The Korat is recognized as a highly intelligent cat who can learn new tricks and commands extremely easily and quickly. This includes playing ball and retrieving toys with their human companion. Because they are so bright, Korats like to be kept busy and enjoy being involved in everything around their environment. If a Korat gets bored, they find their own ways of entertaining themselves, leading to mischief around the home.
Challenge their intelligent minds and keep them attentive by teaching them commands, tricks and games. Give them many puzzle toys that will reward them with treats or kibbles when they learn how to operate them. Korats are bright and adore the love and attention of being clicker-trained and taught tricks.
Coat & Care
Korats' coats are easy to groom and maintain because of their short-hair and lack of undercoat. Weekly brushing or combing in the summer is all you need to eliminate loose hair and keep their coat clean and in excellent condition. During winter, every other week, brushing or combing is sufficient. Their hair does not float off when stroked, making these affectionate cats more compatible with people with cat allergies. Bathing is not typically necessary, nor is professional grooming.
Brush their teeth weekly to prevent periodontal disease. Trim their nails twice a month or when needed. For their eyes, wipe the corners with a soft, damp cloth to eliminate any eye discharge. Make sure to use a separate part for each eye to avoid the risk of spreading any eye infection.
Check their ears weekly.

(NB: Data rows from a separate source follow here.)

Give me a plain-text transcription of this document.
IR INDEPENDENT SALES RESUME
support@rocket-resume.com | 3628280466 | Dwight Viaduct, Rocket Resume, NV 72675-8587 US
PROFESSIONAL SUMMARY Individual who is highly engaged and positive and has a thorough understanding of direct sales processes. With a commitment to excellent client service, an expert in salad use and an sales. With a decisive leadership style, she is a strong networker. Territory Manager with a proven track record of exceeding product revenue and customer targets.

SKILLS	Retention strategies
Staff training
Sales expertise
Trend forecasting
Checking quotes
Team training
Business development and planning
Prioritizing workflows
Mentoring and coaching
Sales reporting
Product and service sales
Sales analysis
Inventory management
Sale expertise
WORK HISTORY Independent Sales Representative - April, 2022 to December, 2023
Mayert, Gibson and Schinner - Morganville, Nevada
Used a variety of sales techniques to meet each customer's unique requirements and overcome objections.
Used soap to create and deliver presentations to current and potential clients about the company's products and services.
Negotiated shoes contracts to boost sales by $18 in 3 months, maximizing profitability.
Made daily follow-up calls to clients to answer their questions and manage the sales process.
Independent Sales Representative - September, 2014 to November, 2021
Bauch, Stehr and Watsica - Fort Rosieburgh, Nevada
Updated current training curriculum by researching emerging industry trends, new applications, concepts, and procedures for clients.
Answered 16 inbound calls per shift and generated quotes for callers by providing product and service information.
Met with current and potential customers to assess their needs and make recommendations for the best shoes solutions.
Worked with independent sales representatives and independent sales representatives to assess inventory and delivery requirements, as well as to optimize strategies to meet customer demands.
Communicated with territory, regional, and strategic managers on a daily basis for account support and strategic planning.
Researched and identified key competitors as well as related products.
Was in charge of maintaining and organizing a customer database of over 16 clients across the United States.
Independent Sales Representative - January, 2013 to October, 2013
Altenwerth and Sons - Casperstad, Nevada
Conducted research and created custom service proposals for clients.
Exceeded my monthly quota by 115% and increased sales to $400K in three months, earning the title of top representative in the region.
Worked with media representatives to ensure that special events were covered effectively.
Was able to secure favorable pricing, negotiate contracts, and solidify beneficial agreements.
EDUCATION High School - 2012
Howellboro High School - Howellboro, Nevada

If they look dirty, wipe them with a cotton ball or soft damp cloth moistened with a vet-approved ear cleaner. If the ear has a foul odour, it is best to contact your vet for treatment.
Their litter boxes should always be clean as they are precise about bathroom hygiene. If left unclean, they tend to use other places in the house.
Korats are generally healthy. Their life expectancy is between ten to fifteen years with a high-quality diet, proper care and adequate exercise. However, this breed is susceptible to GM1 and GM2 Gangliosidosis. This deficiency occurs when cats lack particular enzymes essential for their nervous system's proper functioning and can cause paralysis. Some Korats can also be susceptible to kidney disease and hyperthyroidism.
It is possible to test cats for this inherited enzyme deficiency so we highly recommend you only buy a Korat from a registered breeder who runs DNA tests on their cats. Seeing proof that your new Korat does not have a genetic condition like this will put your mind at ease and ensure your cat lives a long and healthy life.
Children & Other Pets
The welcoming and friendly Korat enjoys playing. That's why they are an exceptional choice for families with children. They will play fetch like any retriever, learn tricks quickly, and they love attention from children who treat them well. However, always supervise younger kids to avoid accidents and ensure they don’t hurt the cat by pulling their fur or twisting their tail.
Korats can live well with other cats and cat-friendly dogs as long as they get plenty of individual attention. Moreover, introduce pets gradually and in controlled environments to ensure that they learn to get along well together.